Thursday, July 29, 2010

The Arctic National Wildlife Refuge

These pictures were taken by my friends Stan and Sally Olsen. I met them in 2008 on a bicycle trip from the Lower 48 to Alaska. I have stayed in their house in Anchorage and they have stayed in mine in El Cerrito. I am proud to know them and call them my friends. They are some of the best people I have ever met.


[This is how one gets to ANWR. There are no roads]



[Pristine vastnesses]



[The ridgeline. The north face is scoured of snow by winds off the Arctic Ocean]




[The ridgeline seen from afar.]


[Stan]


[Sally - with lunch]


[Speaking of lunch.... Wolf tracks and caribou tracks. The caribou appears to be running. This does NOT look good for the caribou.]


[A glacial rooster comb. This is a peak of rock that protruded above the glacial ice and thus was not carved away. Evidence of recent glaciation is seen all over the north. Greenland and Antarctica are still under ice. The Ice Age is not over. It is still ending.]



[Have you noticed that there are no trees? Just as high mountains like the Sierra have a treeline above which winter weather is too severe for trees to survive, so too the whole planet has a treeline, north of which no tree grows. ANWR is well north of the planetary treeline.]


[No caribou were harmed in the making of this blog entry. Caribou shed their antlers annually. Notice that there is no skeleton near the antlers.]






[Stan and Sally in repose.]


[This is as indoors as it gets. There are NO buildings in the Arctic National Wildlife Refuge.
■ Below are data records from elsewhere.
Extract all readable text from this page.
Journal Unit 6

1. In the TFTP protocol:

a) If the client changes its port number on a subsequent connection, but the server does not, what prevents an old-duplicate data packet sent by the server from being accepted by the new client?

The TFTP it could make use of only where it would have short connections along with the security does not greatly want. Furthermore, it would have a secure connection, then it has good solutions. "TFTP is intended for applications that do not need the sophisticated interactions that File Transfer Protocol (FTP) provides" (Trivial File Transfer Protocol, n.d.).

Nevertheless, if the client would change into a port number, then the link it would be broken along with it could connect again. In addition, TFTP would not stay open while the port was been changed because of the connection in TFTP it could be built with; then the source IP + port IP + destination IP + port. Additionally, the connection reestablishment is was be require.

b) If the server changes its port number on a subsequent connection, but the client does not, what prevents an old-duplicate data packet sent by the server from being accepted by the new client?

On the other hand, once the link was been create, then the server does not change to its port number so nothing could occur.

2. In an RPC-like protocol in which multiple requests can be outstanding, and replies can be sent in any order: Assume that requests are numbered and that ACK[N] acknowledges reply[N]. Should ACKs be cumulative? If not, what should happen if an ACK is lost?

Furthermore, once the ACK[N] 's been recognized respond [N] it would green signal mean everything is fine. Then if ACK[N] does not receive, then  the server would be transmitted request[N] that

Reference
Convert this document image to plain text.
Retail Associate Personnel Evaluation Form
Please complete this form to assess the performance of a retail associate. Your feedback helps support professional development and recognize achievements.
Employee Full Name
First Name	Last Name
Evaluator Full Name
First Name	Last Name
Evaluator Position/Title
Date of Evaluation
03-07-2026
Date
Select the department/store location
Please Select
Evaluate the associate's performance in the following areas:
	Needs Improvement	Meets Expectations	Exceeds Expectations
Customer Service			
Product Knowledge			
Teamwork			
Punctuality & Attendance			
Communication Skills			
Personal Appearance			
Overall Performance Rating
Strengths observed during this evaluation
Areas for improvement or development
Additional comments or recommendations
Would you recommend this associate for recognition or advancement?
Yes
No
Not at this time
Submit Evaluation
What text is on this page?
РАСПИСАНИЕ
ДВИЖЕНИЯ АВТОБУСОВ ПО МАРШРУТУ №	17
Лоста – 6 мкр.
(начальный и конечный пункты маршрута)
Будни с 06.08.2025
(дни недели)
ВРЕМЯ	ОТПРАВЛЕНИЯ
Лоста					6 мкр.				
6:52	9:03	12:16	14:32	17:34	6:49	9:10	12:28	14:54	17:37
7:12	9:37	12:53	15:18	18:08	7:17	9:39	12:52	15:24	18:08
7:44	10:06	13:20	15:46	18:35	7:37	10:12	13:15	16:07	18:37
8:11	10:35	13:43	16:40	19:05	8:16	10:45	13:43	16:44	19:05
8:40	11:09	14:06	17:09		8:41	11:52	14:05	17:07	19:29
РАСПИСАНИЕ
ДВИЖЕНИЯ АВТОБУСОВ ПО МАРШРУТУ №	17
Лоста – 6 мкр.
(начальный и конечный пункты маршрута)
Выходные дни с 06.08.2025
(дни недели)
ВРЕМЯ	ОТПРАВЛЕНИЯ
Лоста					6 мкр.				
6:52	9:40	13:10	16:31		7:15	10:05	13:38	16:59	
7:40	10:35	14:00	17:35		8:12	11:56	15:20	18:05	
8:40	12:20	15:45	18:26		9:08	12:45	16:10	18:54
None.]


[Stan and Sally and their friends kayaked down the Hula Hula River to the Arctic Ocean]




[Reaching the Arctic Ocean. Sally with sea ice.]


[End of the trail]


The Arctic National Wildlife Refuge, (called "ANWaR"), is your heritage as an American. It belongs to you. It is also is where the oil companies want to drill for oil and gas. Are you really willing to let them f__k it up even for oil and gas?

In 1967 when the Prudhoe Bay oil strike came in, the oil companies solemnly promised that they would carefully preserve the Arctic coast. They didn't. The Arctic coast of Alaska today is a nightmare of abandoned rusting equipment, decaying buildings, and endless oil rigs with no buffer between them and the environment. The environment the oil companies promised to protect. Contrary to the promise that it would be tightly localized, the oilfield development sprawls for hundreds of miles along the coast.

There have been repeated oil spills including a major one in 2006. The response of the oil company responsible, BP (British Petroleum). was not to spend money on cleaning it up nor to invest in preventing future spills. Instead they invested in litigating to avoid being held responsible.

BP is the leading advocate of opening ANWR to oil and gas extraction.

How much have Alaskans learned to be cautious and to treat oil company promises with circumspection?

At least one Alaskan, Sarah Palin. expressed her sense of restraint and the need for careful regulation and environmental protections with the motto, "Drill, Baby! Drill!" She is the darling of the Right and of the Tea Party Movement. And she is running for President. ANWR is only part of what is at stake.